John Patitucci Trio Remembrance Review

Album. Released 2009.  

BBC Review

A prevailing mood of relaxation, albeit with a constant background aura of quiet tension.

Martin Longley 2009

The New York bassist John Patitucci is renowned for his work as part of Wayne Shorter's quartet, one of the most intuitively joined set of players in jazz. For his latest solo recording, he keeps the line-up down to a trio, providing the perfect setting from which to showcase his rich tone and detailed high-note dexterity.

Unfortunately, Patitucci feels the need to dedicate most of his compositions to prime influences from jazz history, in what is becoming a pervasive trend. But this is no distraction for the listener, who can simply set aside the titles and listen to the music.

Patitucci's bass is suitably full in the mix, as he ably moves from acoustic to electric, highlighting his nimble thrumming and snappy thumbing in turn. On the opening Monk/Trane, Patitucci launches straight into a jauntily swinging solo, establishing his leader's voice. Brian Blade's brushes caress his skins, whilst Joe Lovano is fruitily hoarse, with the gentle coarseness of a feline tongue. The trio shifts their supple contortions, heading into a zone of swinging abstraction. Messiaen's Gumbo is about as far from the titular French composer's world as it's possible to get, as Patitucci's electric bass hops around Blade's big snare-ring rat-a-tat-tat. Lovano is deeply fur-balled, mewling with hot milky breath.

Meditations wanders into Pat Metheny territory, all washing and spumy, with an endless echo on the hi-bass; but one of the strongest tunes is Mali, with Lovano sounding like fellow saxophonist Jan Garbarek at his most rugged or, more oddly, like Pete Wareham from Acoustic Ladyland. Lovano switches to clarinet for Scenes From an Opera, which has a fitting sense of atmospheric painterliness.

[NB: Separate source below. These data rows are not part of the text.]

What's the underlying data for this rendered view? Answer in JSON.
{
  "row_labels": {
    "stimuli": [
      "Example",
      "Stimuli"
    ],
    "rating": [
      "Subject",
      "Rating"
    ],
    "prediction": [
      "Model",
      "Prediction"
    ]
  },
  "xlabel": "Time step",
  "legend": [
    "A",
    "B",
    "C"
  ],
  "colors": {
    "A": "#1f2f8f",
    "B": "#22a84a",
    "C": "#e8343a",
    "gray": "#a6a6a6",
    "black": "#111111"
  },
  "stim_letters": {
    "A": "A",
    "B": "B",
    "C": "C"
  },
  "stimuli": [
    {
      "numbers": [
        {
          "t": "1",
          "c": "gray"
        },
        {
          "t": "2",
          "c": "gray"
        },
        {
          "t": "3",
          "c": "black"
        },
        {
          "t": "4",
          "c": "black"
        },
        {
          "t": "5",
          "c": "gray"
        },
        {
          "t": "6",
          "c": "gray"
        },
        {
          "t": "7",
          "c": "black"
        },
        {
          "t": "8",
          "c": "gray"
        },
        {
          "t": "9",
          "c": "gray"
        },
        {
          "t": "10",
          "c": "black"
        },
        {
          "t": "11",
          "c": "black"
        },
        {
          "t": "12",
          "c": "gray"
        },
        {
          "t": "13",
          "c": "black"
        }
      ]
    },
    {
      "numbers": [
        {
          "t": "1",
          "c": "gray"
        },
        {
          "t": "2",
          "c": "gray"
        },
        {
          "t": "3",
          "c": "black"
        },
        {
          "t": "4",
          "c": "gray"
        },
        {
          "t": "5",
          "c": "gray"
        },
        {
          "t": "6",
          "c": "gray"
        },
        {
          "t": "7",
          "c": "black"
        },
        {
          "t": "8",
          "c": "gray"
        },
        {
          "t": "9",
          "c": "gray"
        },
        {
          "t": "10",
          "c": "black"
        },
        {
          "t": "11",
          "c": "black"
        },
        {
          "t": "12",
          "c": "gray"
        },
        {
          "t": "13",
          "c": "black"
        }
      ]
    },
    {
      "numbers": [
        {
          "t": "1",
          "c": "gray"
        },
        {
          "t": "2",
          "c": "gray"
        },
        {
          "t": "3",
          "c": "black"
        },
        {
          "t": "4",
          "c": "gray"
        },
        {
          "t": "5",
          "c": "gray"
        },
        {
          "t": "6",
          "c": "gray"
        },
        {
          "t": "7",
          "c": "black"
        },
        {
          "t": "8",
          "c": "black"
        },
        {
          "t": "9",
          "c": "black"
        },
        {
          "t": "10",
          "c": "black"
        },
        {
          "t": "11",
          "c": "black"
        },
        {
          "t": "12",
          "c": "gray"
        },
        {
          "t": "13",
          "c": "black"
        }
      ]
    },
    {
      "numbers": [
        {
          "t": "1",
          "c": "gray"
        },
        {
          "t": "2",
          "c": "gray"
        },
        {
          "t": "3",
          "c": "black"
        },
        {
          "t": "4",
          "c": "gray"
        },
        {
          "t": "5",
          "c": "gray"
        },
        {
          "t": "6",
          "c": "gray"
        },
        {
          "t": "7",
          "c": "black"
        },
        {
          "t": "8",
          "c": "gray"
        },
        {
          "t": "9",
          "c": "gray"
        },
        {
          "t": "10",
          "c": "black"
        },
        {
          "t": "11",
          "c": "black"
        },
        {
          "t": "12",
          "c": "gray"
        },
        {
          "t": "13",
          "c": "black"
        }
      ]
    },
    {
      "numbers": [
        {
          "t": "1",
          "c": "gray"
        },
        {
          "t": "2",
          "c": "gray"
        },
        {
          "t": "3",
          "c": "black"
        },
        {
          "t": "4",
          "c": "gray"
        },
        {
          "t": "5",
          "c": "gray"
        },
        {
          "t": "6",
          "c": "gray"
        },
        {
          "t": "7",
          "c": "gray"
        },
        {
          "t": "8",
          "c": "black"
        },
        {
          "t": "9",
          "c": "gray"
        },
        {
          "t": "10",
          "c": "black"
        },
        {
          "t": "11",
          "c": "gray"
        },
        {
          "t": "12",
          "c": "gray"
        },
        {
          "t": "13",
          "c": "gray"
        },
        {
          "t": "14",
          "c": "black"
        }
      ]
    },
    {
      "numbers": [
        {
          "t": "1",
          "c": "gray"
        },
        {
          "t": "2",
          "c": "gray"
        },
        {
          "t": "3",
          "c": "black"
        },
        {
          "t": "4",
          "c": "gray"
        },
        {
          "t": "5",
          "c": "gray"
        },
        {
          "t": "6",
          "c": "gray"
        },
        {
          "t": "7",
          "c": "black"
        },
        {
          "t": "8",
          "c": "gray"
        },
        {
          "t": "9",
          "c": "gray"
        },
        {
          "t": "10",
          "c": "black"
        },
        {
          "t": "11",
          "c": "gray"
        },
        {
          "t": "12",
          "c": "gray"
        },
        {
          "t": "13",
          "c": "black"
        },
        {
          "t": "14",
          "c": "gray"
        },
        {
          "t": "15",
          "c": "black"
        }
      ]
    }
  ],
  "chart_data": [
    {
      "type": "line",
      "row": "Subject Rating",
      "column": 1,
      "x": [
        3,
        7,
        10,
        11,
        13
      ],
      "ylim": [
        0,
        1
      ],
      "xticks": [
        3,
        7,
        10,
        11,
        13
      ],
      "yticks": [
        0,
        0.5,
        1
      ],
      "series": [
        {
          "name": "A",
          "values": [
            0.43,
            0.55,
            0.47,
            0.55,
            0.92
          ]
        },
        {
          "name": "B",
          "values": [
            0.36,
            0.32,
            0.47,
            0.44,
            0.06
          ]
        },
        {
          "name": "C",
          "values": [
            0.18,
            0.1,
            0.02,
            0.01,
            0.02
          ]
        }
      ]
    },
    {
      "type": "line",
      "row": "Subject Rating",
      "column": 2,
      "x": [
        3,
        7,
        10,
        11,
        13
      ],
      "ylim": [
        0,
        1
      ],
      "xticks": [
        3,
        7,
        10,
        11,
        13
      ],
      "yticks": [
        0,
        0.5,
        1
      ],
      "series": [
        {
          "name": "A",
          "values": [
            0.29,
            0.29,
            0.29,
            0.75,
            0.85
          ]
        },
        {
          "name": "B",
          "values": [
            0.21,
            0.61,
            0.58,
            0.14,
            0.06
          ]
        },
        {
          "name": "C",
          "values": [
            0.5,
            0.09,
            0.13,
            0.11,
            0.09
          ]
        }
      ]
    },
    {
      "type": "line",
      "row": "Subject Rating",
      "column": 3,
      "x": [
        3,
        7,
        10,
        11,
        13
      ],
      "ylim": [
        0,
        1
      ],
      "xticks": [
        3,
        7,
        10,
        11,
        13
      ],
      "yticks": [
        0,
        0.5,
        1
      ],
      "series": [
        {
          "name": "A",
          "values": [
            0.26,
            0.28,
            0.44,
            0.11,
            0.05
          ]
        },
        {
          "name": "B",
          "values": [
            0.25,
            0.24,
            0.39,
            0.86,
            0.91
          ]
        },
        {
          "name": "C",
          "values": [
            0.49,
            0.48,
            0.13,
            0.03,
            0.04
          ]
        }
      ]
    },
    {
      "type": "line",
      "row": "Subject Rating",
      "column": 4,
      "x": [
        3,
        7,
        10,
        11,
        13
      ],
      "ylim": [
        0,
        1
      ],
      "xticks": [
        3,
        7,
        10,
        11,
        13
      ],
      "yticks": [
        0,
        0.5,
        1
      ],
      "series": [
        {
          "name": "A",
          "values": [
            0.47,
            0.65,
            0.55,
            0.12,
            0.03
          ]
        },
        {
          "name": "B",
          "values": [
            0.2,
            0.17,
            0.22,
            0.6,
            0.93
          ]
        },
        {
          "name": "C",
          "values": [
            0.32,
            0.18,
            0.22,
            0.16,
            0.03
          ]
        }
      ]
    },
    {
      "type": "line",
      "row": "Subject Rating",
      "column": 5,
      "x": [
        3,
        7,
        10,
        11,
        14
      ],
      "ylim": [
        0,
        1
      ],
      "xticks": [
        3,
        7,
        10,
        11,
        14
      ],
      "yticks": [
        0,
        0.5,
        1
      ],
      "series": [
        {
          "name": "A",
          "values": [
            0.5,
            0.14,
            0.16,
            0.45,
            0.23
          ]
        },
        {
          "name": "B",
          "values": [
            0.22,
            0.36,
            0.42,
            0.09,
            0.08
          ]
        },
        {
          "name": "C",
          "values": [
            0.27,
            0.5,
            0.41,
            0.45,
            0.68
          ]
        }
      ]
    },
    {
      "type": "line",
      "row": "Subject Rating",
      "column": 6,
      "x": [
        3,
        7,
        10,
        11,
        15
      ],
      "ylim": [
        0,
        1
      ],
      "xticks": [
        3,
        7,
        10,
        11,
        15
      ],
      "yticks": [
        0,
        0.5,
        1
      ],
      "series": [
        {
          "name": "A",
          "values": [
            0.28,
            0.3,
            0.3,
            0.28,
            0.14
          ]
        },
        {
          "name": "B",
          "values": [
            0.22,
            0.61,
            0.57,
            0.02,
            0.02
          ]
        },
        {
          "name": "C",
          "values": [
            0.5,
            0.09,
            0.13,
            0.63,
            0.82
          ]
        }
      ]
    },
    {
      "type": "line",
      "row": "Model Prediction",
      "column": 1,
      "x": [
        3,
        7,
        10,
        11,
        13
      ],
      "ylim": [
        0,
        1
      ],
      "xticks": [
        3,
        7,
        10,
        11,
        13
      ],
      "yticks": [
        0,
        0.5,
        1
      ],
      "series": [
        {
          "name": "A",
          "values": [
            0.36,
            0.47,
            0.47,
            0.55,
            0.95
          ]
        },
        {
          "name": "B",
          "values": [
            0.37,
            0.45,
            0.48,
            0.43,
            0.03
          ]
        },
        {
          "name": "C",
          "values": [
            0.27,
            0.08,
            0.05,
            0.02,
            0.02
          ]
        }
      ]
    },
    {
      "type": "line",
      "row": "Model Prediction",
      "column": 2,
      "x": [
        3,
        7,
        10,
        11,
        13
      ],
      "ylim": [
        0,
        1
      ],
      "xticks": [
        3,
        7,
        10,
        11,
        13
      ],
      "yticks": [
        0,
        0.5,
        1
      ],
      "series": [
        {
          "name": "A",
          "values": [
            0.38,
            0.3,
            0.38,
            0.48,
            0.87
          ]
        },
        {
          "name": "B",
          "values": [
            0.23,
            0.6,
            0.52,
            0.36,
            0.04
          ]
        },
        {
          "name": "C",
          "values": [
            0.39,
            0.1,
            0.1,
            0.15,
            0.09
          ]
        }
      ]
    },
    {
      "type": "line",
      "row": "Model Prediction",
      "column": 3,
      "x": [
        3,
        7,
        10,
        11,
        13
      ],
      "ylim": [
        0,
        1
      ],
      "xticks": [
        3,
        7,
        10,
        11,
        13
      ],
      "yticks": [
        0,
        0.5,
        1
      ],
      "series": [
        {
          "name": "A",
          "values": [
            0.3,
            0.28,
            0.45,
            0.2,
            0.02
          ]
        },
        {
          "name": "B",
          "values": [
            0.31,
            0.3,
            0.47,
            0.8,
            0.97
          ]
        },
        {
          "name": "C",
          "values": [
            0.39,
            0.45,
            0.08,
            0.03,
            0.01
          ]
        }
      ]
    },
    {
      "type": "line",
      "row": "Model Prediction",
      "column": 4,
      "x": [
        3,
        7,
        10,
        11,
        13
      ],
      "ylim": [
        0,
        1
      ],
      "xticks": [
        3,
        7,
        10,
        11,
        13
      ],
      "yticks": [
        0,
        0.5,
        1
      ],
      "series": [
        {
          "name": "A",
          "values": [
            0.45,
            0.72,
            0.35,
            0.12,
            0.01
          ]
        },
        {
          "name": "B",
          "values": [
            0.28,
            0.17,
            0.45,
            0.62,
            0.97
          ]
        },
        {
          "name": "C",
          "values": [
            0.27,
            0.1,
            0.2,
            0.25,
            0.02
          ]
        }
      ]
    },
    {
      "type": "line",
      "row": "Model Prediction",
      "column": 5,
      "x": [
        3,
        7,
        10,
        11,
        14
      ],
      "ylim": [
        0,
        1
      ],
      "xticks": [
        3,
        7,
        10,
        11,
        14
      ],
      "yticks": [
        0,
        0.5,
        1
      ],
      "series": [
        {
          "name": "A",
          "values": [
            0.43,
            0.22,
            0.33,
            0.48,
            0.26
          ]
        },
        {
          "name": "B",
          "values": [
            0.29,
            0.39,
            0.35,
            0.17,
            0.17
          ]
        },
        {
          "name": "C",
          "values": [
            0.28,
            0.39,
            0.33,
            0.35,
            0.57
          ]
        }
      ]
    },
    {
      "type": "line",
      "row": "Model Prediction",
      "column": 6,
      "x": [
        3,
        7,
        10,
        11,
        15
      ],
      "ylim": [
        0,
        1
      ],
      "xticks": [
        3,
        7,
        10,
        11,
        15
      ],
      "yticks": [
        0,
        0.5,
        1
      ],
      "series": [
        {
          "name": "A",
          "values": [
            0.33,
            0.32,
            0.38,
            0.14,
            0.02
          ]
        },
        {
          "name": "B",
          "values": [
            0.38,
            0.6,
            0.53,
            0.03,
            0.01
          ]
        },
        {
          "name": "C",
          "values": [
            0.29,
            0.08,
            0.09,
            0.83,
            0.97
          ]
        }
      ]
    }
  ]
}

The prevailing mood of this set is one of relaxation, even if there's a constant background aura of quiet tension, a hint of highly-strung intensity. A portentous bass solo opens the deeply mysterious Safari, whilst Joe Hen is a sleek strider, elbowing all competition aside. The outstanding Play Ball is surely the slowest game ever played, teasing with its languid progress prior to the succinct bass-layering title track, which closes the disc with thoughts of Michael Brecker.